It is day two of Cyber Scotland Week and we turn our attention to scams – specifically pension scams. These scams are not exclusively an online issue, but you our members may be lured by online adverts or unsolicited email messages. It is also entirely possible that a third party may imitate SPPA by spoofing a webpage or email that leads a member into thinking they are dealing with SPPA.
Across the pensions industry, victims lose an average of £91,000 and The Pensions Regulator has taken new steps to address this problem alongside the new Pension Schemes Act 2021 which enshrines rules for scheme managers covering due diligence measures for transfer requests and issuing members with warnings of high-risk transfers. The Pension Scams Industry Group (PSIG) estimate that 5% of all transfer requests give trustees and scheme managers a cause for concern.

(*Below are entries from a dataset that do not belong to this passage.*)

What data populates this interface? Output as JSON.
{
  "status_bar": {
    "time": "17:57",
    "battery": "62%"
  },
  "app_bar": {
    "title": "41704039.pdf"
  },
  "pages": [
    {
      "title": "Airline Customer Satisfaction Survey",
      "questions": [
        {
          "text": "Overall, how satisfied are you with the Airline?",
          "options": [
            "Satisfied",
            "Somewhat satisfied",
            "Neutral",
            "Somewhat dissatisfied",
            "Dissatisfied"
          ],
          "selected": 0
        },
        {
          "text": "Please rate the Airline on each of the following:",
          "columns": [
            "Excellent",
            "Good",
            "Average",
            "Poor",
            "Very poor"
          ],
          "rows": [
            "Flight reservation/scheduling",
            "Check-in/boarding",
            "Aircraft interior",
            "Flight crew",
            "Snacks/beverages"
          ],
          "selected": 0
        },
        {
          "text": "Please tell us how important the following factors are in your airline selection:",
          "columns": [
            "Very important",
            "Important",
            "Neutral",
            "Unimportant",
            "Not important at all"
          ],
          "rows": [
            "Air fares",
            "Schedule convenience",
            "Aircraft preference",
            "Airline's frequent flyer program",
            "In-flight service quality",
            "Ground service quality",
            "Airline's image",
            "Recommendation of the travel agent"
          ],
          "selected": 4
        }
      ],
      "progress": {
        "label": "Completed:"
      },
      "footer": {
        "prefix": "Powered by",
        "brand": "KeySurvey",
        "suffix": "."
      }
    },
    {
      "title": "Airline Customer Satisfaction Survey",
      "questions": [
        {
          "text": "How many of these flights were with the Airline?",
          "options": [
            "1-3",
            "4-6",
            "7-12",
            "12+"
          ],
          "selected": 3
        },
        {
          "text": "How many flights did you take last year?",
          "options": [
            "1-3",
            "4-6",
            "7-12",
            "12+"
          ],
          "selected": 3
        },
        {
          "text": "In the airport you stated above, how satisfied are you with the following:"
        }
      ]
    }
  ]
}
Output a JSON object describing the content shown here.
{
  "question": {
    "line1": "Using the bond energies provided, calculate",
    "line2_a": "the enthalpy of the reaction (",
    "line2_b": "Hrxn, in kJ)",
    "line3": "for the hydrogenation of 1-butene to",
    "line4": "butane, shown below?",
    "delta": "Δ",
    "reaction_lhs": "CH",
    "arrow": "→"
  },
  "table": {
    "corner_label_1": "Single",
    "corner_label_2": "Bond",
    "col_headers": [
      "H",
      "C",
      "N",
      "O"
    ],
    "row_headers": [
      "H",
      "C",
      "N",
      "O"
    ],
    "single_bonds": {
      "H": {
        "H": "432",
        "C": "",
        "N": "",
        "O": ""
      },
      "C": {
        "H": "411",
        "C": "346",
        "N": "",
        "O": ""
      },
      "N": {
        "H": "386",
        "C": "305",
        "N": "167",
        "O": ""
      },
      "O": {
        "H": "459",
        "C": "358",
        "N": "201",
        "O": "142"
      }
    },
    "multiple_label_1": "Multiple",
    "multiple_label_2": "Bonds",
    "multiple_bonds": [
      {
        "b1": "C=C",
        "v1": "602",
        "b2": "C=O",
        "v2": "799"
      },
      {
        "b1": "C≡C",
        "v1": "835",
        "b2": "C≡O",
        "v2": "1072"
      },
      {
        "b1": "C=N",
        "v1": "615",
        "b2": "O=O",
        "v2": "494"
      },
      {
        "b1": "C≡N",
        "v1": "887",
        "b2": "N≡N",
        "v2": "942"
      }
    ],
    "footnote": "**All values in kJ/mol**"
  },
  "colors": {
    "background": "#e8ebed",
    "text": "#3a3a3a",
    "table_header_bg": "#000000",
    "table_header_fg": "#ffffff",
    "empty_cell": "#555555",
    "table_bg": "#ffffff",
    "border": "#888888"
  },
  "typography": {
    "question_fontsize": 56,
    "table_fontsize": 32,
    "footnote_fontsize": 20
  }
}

A typical pension scam will try and lure people with promises of upfront cash and one-off ‘deals’ with ‘guaranteed’ high returns or appearing as legitimate investment opportunities. Scammers might try to persuade members to cash in their pension, either the whole lot or a large sum, and hand the money to them to invest.
The Money Helper website collates some common tell-tale signs of a pension scam:
- Unsolicited approaches by phone, text message, email or in person. Since January 2019, there has been a ban on cold calling about pensions. This means you should not be contacted by any company about your pension, unless you’ve asked them to contact you.
- When a firm doesn’t allow you to call them back.
- Where you’re forced to make a quick decision, are pressured into doing so, or are encouraged to transfer your pension quickly and send documents by courier or get a personal representative rushing you. Never be rushed into a decision.
- Where contact details you’re given, or on their website, are only mobile phone numbers or a PO box address.
- When they claim they can help you or a relative unlock a pension before the age of 55, sometimes known as ‘pension liberation’ or ‘pension loans’. Only in very rare cases, such as very poor health, is this possible.
- When they claim to know of tax loopholes or promise extra tax savings.
- Offer high rates of return on your investment but claim it’s low risk. Investments can go up as well as down, so if it sounds too good to be true it probably is.
- Offers or mentions of ‘one-off investments’, ‘time-limited offers’, ‘upfront cash incentives’, ‘free pension reviews’, ‘legal loopholes’ or ‘government initiatives’.
- Claiming to be from legitimate organisations – legitimate organisations will never contact you without your permission first.
- There might be little or nothing in the way of contact names, addresses or phone numbers, but there might also be lots of people or firms involved. The more people involved, the more likely it’s not legitimate.